Colombia’s Uprising Isn’t About Duque. It’s About Overturning Neoliberalism.
A popular protest movement is winning a war of attrition against Colombia’s authoritarian and neoliberal government. We talk to activist leader Jennifer Pedraza about how they're coordinating the upheaval and the challenges ahead.

First line protesters walk during a demonstration against Iván Duque’s administration in Cali, Colombia. (Gabriel Aponte / Getty Images)
Colombia’s ongoing general strike, which began on April 28 against a regressive tax reform bill, is now entering its second month. Facing down deadly police force and food shortages, protesters across the country have remained in the streets while the right-wing government of Iván Duque continues to dig in its heels, hoping that exhausted and terrorized demonstrators will eventually return home.
As Forrest Hylton recently argues, “La Resistencia” seems to be winning the war of attrition and the Duque government may be headed for a legitimacy crisis with no way back. Meanwhile, with each passing day that protesters hold the streets, the general strike casts a longer shadow over 2022’s general elections.

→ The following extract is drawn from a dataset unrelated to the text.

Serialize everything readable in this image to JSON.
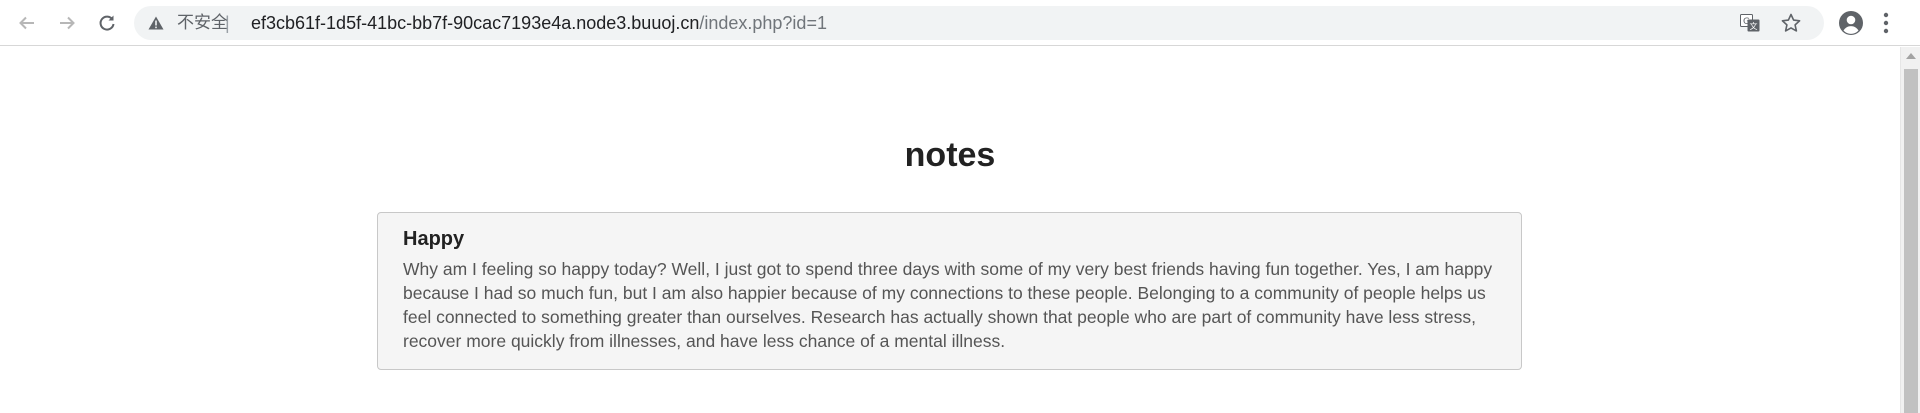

Organizing the strike and channeling protesters’ demands presents a particular challenge, and the country’s diverse social movements have played a vital role in that sense. But three interrelated aspects of the general strike have proven especially challenging. The largely spontaneous nature of movement numbering in the millions has posed significant organizational questions, and the coordination of diverse demands — long neglected by Colombia’s thirty-year neoliberal order — is a daunting task. Similarly, Colombia’s cause-specific and geographically limited social movements are not always equipped to manage a protest movement whose scope is clearly national.